PDI-P Nilai Wajar Dapat Kursi Pimpinan DPR

Inakoran

Monday, 05-02-2018 | 20:58 pm

MDN
Ketua DPP PDI Perjuangan Andreas Hugo Pareira [is

ong>Jakarta, Inako –

Partai Demokrasi Indonesia Perjuangan menilai alokasi satu kursi bagi PDI Perjuangan di pimpinan DPR merupakan sebuah keharusan yang wajar. Untuk itu, PDI Perjuangan mendorong revisi UU MD3 dilakukan secepatnya guna membuka pintu masuknya PDI-P dalam jajaran pimpinan DPR dan MPR.

PDIP sendiri sejak awal memang menilai komposisi pimpinan DPR saat ini merupakan sebuah kecelakaan sejarah. Sebagai pemenang pemilu seharusnya menduduki kursi pimpinan DPR, namun karena permainan politik sapu bersih yang dilakukan koalisi merah putih membuat partai itu tidak menduduki kursi pimpinan DPR.

Karena itu Ketua DPP PDI Perjuangan Andreas Hugo Pareira menilai wajar penambahan kursi Pimpinan DPR dan MPR bagi partainya melalui revisi Undang-undang No. 17 Tahun 2014 tentang MPR, DPR, DPRD, dan DPD (MD3).

Andreas mengakui waktu tersisa 1,5 tahun memang tidak optimal untuk ikut memimpin parlemen.
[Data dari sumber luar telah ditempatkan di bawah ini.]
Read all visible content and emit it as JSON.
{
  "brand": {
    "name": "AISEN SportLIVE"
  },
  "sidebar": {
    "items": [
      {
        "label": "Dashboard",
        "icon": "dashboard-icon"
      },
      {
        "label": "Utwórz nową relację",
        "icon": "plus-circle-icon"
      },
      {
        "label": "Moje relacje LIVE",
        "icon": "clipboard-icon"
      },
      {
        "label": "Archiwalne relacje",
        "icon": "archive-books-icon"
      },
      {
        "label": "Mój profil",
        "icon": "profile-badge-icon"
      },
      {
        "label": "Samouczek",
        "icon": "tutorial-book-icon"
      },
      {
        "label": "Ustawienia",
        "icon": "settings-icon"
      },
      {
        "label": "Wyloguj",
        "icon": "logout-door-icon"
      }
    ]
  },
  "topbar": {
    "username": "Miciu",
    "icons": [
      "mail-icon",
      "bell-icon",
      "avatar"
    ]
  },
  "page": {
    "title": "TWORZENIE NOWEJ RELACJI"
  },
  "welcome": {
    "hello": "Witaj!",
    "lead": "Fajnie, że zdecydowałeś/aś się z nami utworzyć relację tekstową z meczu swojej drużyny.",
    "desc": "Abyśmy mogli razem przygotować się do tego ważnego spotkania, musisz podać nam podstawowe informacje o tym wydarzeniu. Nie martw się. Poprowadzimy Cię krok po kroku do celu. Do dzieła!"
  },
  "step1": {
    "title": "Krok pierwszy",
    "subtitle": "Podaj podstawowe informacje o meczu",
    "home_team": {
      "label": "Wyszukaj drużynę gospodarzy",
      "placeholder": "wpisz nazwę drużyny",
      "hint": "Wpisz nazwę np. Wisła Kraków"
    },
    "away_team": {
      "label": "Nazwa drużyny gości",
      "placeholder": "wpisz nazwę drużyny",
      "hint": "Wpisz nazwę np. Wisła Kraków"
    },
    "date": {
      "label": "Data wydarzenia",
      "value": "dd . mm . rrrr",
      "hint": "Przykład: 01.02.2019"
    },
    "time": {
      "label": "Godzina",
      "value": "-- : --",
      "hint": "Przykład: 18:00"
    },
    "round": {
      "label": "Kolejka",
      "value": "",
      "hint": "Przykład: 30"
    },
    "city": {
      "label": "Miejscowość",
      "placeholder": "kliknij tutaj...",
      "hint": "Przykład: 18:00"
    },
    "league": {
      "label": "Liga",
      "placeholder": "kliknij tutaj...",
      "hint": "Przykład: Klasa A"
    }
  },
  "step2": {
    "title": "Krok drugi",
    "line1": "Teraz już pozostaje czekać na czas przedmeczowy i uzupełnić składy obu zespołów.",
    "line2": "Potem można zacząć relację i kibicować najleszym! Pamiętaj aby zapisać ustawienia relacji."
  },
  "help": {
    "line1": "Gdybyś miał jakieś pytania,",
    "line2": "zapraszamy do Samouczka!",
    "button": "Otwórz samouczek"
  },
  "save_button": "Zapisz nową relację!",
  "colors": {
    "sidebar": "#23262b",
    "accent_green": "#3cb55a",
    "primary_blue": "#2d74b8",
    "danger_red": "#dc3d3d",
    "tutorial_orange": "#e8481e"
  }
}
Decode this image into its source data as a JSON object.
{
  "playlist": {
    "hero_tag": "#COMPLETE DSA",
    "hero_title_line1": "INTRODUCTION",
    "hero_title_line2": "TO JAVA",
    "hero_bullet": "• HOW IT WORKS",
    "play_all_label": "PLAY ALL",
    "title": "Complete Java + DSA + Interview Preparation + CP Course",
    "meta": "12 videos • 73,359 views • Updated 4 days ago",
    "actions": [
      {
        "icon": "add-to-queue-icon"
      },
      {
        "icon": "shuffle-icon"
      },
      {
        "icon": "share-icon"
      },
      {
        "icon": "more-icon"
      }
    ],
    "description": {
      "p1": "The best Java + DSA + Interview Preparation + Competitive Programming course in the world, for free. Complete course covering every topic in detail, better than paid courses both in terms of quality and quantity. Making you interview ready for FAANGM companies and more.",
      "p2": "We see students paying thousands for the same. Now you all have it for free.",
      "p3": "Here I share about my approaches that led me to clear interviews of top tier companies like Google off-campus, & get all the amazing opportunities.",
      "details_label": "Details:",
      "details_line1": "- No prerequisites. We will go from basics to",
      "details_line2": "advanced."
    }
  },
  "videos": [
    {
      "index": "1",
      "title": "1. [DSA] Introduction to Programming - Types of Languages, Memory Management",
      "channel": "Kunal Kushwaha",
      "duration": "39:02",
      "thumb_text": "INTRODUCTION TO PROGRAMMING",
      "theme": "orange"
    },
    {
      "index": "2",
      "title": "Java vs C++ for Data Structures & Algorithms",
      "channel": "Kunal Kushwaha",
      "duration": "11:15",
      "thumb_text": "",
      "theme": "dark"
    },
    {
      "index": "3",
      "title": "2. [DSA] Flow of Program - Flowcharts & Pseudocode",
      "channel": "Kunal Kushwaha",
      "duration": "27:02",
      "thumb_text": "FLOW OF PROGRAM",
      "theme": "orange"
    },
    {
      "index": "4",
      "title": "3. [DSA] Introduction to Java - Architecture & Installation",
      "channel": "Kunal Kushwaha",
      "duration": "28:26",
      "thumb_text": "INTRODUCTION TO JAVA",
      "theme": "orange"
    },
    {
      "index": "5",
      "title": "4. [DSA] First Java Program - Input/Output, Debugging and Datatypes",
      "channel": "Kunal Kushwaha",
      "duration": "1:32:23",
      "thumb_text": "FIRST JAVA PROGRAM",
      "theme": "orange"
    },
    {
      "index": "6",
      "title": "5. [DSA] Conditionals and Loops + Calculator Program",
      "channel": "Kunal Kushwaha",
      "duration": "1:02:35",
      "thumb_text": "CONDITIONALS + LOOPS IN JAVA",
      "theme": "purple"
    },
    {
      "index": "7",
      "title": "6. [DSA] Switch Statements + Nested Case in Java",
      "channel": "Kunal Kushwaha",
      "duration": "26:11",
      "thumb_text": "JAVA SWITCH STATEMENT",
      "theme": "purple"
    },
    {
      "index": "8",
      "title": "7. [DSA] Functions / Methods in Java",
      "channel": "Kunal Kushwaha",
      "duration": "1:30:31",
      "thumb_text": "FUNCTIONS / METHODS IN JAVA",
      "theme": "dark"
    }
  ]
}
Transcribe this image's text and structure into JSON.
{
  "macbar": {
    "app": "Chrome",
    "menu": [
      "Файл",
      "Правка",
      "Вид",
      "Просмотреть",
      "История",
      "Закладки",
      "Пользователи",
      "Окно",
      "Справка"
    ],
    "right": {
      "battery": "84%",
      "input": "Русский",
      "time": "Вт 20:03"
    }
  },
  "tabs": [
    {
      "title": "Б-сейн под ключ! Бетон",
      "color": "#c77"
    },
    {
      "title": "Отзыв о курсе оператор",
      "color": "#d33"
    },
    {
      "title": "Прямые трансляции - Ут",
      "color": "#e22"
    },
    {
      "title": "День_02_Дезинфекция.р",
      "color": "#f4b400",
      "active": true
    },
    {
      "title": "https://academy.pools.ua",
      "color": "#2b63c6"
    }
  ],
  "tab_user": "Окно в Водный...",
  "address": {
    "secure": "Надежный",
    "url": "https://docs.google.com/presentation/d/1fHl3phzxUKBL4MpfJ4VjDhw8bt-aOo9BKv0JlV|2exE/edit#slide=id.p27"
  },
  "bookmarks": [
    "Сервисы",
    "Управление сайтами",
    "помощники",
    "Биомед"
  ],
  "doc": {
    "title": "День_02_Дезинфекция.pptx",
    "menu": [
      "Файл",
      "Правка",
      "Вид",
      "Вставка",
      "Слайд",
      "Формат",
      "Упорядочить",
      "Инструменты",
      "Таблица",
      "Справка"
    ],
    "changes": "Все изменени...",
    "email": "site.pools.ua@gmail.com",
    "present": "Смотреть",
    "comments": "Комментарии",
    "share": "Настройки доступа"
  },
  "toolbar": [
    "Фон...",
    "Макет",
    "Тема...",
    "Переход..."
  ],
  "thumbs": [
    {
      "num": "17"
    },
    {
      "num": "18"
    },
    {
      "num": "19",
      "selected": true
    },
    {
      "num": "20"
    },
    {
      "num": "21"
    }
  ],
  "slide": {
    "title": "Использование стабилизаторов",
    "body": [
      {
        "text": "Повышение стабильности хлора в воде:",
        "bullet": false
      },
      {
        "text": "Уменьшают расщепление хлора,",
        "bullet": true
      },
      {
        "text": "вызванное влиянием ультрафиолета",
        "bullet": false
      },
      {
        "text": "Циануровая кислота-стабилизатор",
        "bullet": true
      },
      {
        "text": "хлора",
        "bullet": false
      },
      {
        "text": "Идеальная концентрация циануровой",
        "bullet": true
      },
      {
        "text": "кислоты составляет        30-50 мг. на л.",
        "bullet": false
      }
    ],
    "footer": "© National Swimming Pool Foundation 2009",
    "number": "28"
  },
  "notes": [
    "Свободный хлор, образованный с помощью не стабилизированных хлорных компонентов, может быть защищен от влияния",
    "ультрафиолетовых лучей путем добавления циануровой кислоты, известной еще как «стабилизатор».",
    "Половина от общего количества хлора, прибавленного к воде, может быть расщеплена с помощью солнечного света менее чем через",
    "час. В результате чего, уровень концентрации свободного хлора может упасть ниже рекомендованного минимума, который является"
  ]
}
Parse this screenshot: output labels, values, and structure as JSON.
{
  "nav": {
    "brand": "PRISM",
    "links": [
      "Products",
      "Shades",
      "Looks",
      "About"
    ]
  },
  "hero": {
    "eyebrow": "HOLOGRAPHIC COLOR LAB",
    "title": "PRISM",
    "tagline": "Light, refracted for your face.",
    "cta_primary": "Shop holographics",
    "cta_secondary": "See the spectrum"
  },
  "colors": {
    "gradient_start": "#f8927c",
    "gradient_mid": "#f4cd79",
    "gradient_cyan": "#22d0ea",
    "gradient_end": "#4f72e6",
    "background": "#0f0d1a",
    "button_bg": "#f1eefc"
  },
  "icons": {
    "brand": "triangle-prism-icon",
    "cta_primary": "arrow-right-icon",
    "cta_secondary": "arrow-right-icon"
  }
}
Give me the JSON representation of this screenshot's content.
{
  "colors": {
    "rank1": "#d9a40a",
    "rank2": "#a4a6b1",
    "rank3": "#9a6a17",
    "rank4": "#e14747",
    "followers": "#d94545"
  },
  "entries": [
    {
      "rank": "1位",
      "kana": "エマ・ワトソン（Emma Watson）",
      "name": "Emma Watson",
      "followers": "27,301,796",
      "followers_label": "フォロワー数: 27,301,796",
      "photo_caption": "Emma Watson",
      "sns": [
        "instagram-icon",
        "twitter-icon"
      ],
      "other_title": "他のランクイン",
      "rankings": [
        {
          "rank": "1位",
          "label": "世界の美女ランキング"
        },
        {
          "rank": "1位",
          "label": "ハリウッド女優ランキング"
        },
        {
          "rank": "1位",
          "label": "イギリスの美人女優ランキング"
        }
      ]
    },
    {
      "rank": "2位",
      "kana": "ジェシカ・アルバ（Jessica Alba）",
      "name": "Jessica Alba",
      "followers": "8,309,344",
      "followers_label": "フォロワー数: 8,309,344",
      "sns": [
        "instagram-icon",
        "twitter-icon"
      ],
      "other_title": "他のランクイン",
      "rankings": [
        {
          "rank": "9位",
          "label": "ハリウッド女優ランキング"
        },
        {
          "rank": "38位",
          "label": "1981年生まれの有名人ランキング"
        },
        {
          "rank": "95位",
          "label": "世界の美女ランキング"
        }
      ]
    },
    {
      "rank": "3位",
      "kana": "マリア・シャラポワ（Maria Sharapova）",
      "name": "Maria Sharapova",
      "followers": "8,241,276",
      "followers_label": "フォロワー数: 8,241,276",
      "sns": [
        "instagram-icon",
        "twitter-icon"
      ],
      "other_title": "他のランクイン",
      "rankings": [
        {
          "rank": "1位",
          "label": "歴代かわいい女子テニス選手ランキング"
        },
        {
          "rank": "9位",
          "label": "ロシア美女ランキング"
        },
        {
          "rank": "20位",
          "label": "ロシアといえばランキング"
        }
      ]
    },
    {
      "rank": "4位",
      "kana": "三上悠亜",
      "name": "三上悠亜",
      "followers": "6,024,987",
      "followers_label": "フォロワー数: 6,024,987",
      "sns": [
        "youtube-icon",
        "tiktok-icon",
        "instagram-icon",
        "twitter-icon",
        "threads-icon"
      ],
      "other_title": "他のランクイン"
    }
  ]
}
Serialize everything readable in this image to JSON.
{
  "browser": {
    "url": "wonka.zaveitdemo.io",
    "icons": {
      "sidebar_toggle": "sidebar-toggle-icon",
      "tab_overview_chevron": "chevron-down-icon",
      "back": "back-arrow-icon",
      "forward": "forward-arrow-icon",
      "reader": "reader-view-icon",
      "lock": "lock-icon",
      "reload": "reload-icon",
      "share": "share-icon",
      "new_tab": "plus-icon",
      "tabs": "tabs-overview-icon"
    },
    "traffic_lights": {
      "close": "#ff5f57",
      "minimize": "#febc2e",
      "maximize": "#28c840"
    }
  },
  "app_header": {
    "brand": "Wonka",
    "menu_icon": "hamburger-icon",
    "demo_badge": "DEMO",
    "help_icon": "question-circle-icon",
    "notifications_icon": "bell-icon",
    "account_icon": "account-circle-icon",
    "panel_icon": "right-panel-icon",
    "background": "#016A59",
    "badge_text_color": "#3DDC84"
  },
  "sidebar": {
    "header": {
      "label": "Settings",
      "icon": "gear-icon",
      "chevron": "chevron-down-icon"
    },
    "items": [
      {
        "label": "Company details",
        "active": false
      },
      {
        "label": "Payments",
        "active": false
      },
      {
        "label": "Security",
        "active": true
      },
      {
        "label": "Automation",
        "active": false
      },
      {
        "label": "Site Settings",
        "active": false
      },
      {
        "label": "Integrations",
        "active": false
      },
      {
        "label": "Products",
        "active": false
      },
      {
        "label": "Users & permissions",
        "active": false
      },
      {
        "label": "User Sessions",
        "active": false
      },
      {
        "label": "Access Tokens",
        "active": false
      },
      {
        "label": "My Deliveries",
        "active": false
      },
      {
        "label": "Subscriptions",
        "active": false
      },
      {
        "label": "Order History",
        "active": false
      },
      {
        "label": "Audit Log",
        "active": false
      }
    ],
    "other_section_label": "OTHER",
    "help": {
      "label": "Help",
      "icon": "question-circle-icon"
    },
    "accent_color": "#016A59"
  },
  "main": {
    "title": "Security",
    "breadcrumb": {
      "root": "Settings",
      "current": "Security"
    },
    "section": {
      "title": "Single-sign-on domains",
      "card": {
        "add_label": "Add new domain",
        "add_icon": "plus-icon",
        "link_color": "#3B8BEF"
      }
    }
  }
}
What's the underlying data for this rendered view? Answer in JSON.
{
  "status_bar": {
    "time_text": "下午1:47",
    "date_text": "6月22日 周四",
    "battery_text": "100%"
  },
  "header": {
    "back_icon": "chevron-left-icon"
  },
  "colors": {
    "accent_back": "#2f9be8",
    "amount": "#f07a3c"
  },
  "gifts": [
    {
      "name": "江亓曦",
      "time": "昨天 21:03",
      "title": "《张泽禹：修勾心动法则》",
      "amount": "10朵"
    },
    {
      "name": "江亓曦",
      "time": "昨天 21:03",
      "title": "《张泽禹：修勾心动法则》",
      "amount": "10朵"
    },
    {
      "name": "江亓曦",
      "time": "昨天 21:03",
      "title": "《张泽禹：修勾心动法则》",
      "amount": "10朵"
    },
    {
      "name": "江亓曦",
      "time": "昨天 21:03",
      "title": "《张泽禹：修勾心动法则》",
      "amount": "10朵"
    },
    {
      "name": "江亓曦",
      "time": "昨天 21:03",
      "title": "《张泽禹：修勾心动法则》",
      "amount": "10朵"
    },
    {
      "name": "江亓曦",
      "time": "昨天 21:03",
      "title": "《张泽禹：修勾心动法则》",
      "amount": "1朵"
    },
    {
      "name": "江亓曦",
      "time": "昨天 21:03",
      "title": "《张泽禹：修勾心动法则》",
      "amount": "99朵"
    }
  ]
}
Namun, tetap memiliki dampak yang besar bagi jalannya pemerintahan.

"Bagaimanapun kehadiran wakil PDI-Perjuangan di struktur pimpinan DPR dan MPR akan lebih mudah untuk mengkoordinasi agenda internal di lembaga legislatif dan mengkoordinasikan agenda dengan lembaga negara lainnya khususnya dengan Presiden," kata Andreas melalui pesan singkat, Minggu (4/2/2018).

Dengan lebih mudahnya koordinasi dengan Presiden, ia meyakini semua program strategis di akhir masa kepemimpinan Presiden Jokowi bisa terlaksana dengan lancar dan hasilnya bakal optimal.

Ia juga meyakini nantinya proses pengawasan dan pembahasan anggaran, Pemerintah dan DPR akan lebih efektif dengan masuknya PDI-P ke kursi Pimpinan.

Andreas membantah anggapan yang mengatakan bahwa PDI-P bersikeras memperjuangkan penambahan kursi Pimpinan DPR dan MPR, karena semata-mata mengejar jabatan dan kepentingan sesaat.

"Hakikat parpol memang dalam misinya adalah merebut kekuasaan sebagai amanat mandat rakyat. Persoalannya adalah bagaimana menggunakan kekuasaan yang diperoleh dari rakyat itu digunakan kembali untuk kepentingan rakyat," ujarnya.